Jeden z gdańskich nauczycieli nagrodził swoich podopiecznych oceną celującą za relaksacyjną drzemkę podczas prowadzonych przez siebie zajęć.
Niestereotypowe metody nauczania i zachowania nauczyciela wyróżniają go z tłumu, zmieniają postrzeganie szkoły, poprawiają wyniki nauczania uczniów, zaskarbiają mu sympatię młodego pokolenia i powodują, że dzieci chłoną wiedzę jak gąbka. Doskonale wie o tym Marcin Stiburski, matematyk i fizyk z północy Polski, który stosuje na swoich zajęciach bardzo oryginalne metody edukacyjne.

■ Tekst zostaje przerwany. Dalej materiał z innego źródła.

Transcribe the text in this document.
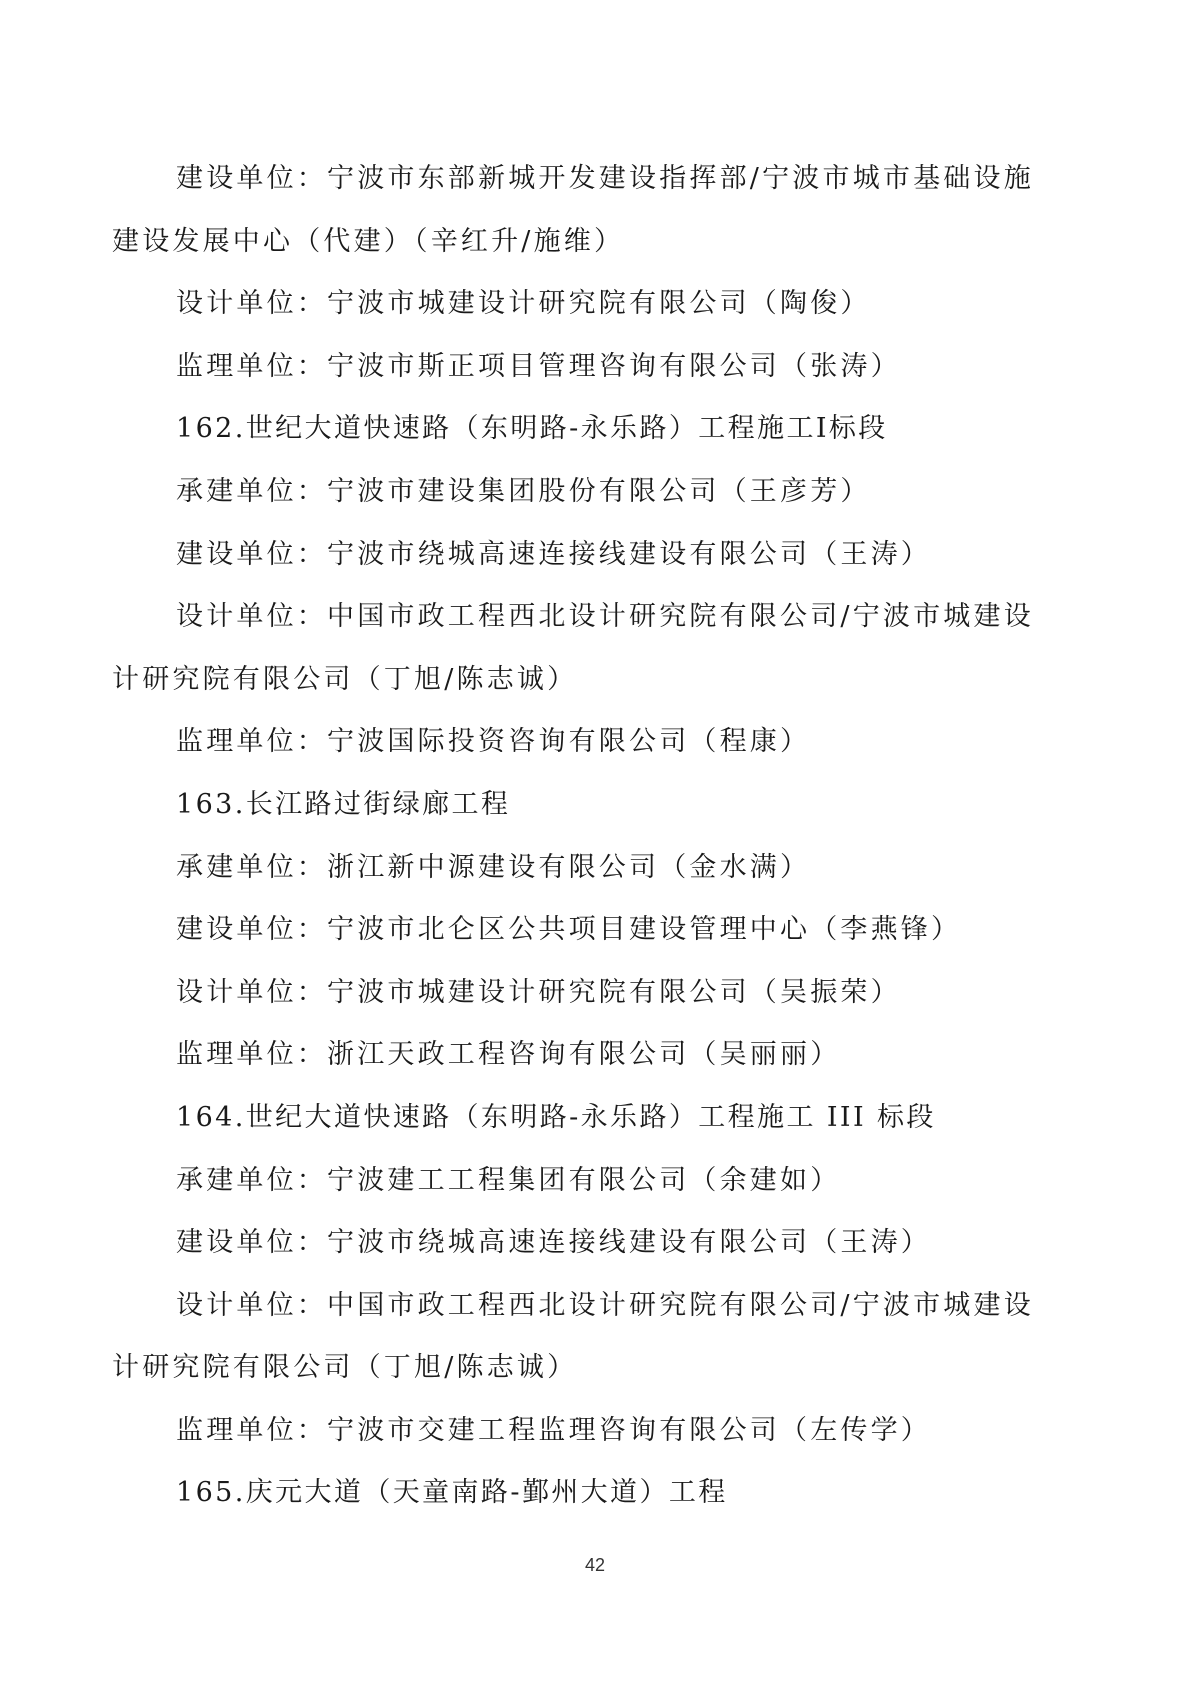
建设单位：宁波市东部新城开发建设指挥部/宁波市城市基础设施
建设发展中心（代建）（辛红升/施维）
设计单位：宁波市城建设计研究院有限公司（陶俊）
监理单位：宁波市斯正项目管理咨询有限公司（张涛）
162.世纪大道快速路（东明路-永乐路）工程施工Ⅰ标段
承建单位：宁波市建设集团股份有限公司（王彦芳）
建设单位：宁波市绕城高速连接线建设有限公司（王涛）
设计单位：中国市政工程西北设计研究院有限公司/宁波市城建设
计研究院有限公司（丁旭/陈志诚）
监理单位：宁波国际投资咨询有限公司（程康）
163.长江路过街绿廊工程
承建单位：浙江新中源建设有限公司（金水满）
建设单位：宁波市北仑区公共项目建设管理中心（李燕锋）
设计单位：宁波市城建设计研究院有限公司（吴振荣）
监理单位：浙江天政工程咨询有限公司（吴丽丽）
164.世纪大道快速路（东明路-永乐路）工程施工 III 标段
承建单位：宁波建工工程集团有限公司（余建如）
建设单位：宁波市绕城高速连接线建设有限公司（王涛）
设计单位：中国市政工程西北设计研究院有限公司/宁波市城建设
计研究院有限公司（丁旭/陈志诚）
监理单位：宁波市交建工程监理咨询有限公司（左传学）
165.庆元大道（天童南路-鄞州大道）工程
42
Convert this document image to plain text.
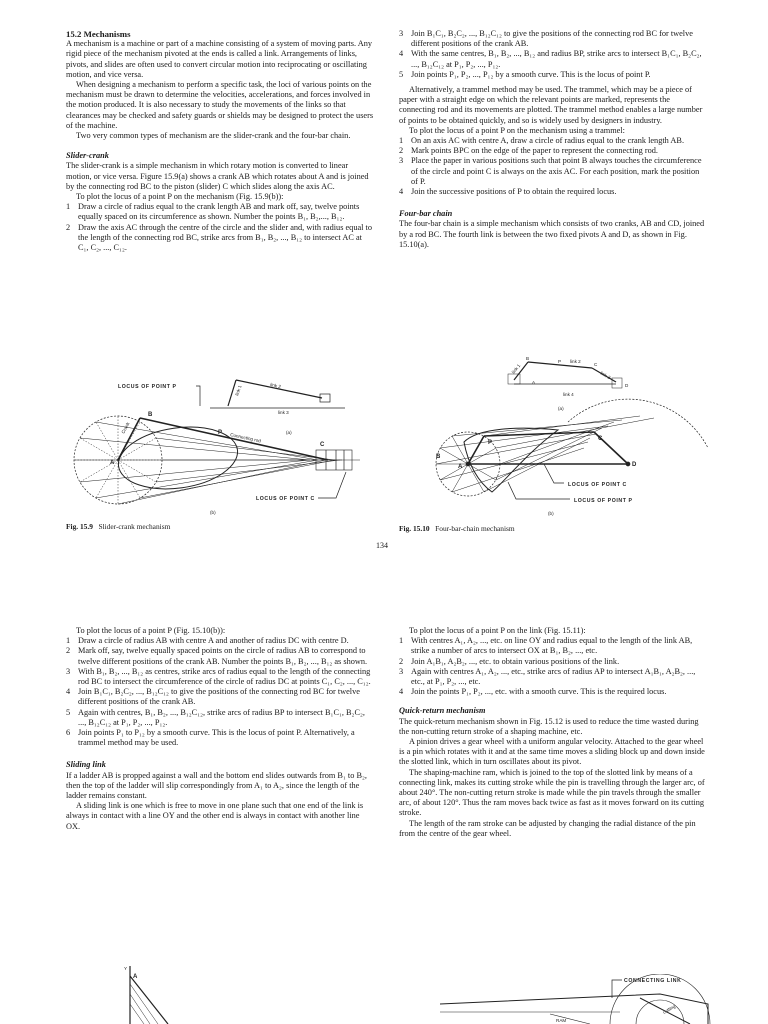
15.2 Mechanisms

A mechanism is a machine or part of a machine consisting of a system of moving parts. Any rigid piece of the mechanism pivoted at the ends is called a link. Arrangements of links, pivots, and slides are often used to convert circular motion into reciprocating or oscillating motion, and vice versa.

When designing a mechanism to perform a specific task, the loci of various points on the mechanism must be drawn to determine the velocities, accelerations, and forces involved in the motion produced. It is also necessary to study the movements of the links so that clearances may be checked and safety guards or shields may be designed to protect the users of the machine.

Two very common types of mechanism are the slider-crank and the four-bar chain.

Slider-crank

The slider-crank is a simple mechanism in which rotary motion is converted to linear motion, or vice versa. Figure 15.9(a) shows a crank AB which rotates about A and is joined by the connecting rod BC to the piston (slider) C which slides along the axis AC.

To plot the locus of a point P on the mechanism (Fig. 15.9(b)):

1 Draw a circle of radius equal to the crank length AB and mark off, say, twelve points equally spaced on its circumference as shown. Number the points B₁, B₂,..., B₁₂.
2 Draw the axis AC through the centre of the circle and the slider and, with radius equal to the length of the connecting rod BC, strike arcs from B₁, B₂, ..., B₁₂ to intersect AC at C₁, C₂, ..., C₁₂.
3 Join B₁C₁, B₂C₂, ..., B₁₂C₁₂ to give the positions of the connecting rod BC for twelve different positions of the crank AB.
4 With the same centres, B₁, B₂, ..., B₁₂ and radius BP, strike arcs to intersect B₁C₁, B₂C₂, ..., B₁₂C₁₂ at P₁, P₂, ..., P₁₂.
5 Join points P₁, P₂, ..., P₁₂ by a smooth curve. This is the locus of point P.

Alternatively, a trammel method may be used. The trammel, which may be a piece of paper with a straight edge on which the relevant points are marked, represents the connecting rod and its movements are plotted. The trammel method enables a large number of points to be obtained quickly, and so is widely used by designers in industry.

To plot the locus of a point P on the mechanism using a trammel:

1 On an axis AC with centre A, draw a circle of radius equal to the crank length AB.
2 Mark points BPC on the edge of the paper to represent the connecting rod.
3 Place the paper in various positions such that point B always touches the circumference of the circle and point C is always on the axis AC. For each position, mark the position of P.
4 Join the successive positions of P to obtain the required locus.

Four-bar chain

The four-bar chain is a simple mechanism which consists of two cranks, AB and CD, joined by a rod BC. The fourth link is between the two fixed pivots A and D, as shown in Fig. 15.10(a).

LOCUS OF POINT P	link 1	link 2
link 3
(a)
A
B
P
C
Crank
Connecting rod
LOCUS OF POINT C
(b)
Fig. 15.9 Slider-crank mechanism
A
B
P link 2
C
D
link 1
link 3
link 4
(a)
A
B
P
C
D
LOCUS OF POINT C
LOCUS OF POINT P
(b)
Fig. 15.10 Four-bar-chain mechanism
134

To plot the locus of a point P (Fig. 15.10(b)):

1 Draw a circle of radius AB with centre A and another of radius DC with centre D.
2 Mark off, say, twelve equally spaced points on the circle of radius AB to correspond to twelve different positions of the crank AB. Number the points B₁, B₂, ..., B₁₂ as shown.
3 With B₁, B₂, ..., B₁₂ as centres, strike arcs of radius equal to the length of the connecting rod BC to intersect the circumference of the circle of radius DC at points C₁, C₂, ..., C₁₂.
4 Join B₁C₁, B₂C₂, ..., B₁₂C₁₂ to give the positions of the connecting rod BC for twelve different positions of the crank AB.
5 Again with centres, B₁, B₂, ..., B₁₂C₁₂, strike arcs of radius BP to intersect B₁C₁, B₂C₂, ..., B₁₂C₁₂ at P₁, P₂, ..., P₁₂.
6 Join points P₁ to P₁₂ by a smooth curve. This is the locus of point P. Alternatively, a trammel method may be used.

Sliding link

If a ladder AB is propped against a wall and the bottom end slides outwards from B₁ to B₂, then the top of the ladder will slip correspondingly from A₁ to A₂, since the length of the ladder remains constant.

A sliding link is one which is free to move in one plane such that one end of the link is always in contact with a line OY and the other end is always in contact with another line OX.

Y
A

To plot the locus of a point P on the link (Fig. 15.11):

1 With centres A₁, A₂, ..., etc. on line OY and radius equal to the length of the link AB, strike a number of arcs to intersect OX at B₁, B₂, ..., etc.
2 Join A₁B₁, A₂B₂, ..., etc. to obtain various positions of the link.
3 Again with centres A₁, A₂, ..., etc., strike arcs of radius AP to intersect A₁B₁, A₂B₂, ..., etc., at P₁, P₂, ..., etc.
4 Join the points P₁, P₂, ..., etc. with a smooth curve. This is the required locus.

Quick-return mechanism

The quick-return mechanism shown in Fig. 15.12 is used to reduce the time wasted during the non-cutting return stroke of a shaping machine, etc.

A pinion drives a gear wheel with a uniform angular velocity. Attached to the gear wheel is a pin which rotates with it and at the same time moves a sliding block up and down inside the slotted link, which in turn oscillates about its pivot.

The shaping-machine ram, which is joined to the top of the slotted link by means of a connecting link, makes its cutting stroke while the pin is travelling through the larger arc, of about 240°. The non-cutting return stroke is made while the pin travels through the smaller arc, of about 120°. Thus the ram moves back twice as fast as it moves forward on its cutting stroke.

The length of the ram stroke can be adjusted by changing the radial distance of the pin from the centre of the gear wheel.

CONNECTING LINK
RAM
cutting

Jakiś czas temu, jednej z klas czwartych szkoły podstawowych pozwolił położyć głowy na ławkach, wyciszyć się i poleżeć przez kwadrans z zamkniętymi oczami. Mężczyzna widział bowiem, że trzecia lekcja matematyki w jednym dniu, to dla dzieci o wiele za dużo. Regeneracja w postaci drzemki działa zbawiennie na ludzki mózg. Umysł człowieka, mimo że ten odpoczywa, dalej przetwarza zasłyszane wcześniej informacje, czyli pracuje. Z tego powodu, uczniowie pana Marcina zostali nagrodzeni ocenami celującymi za aktywność na lekcji. Sen bowiem wbrew pozorom nie jest wcale synonimem biernego spędzania czasu. Gdyby nie jego odpowiednia ilość, nasze mózgi działałyby o wiele, wiele gorzej.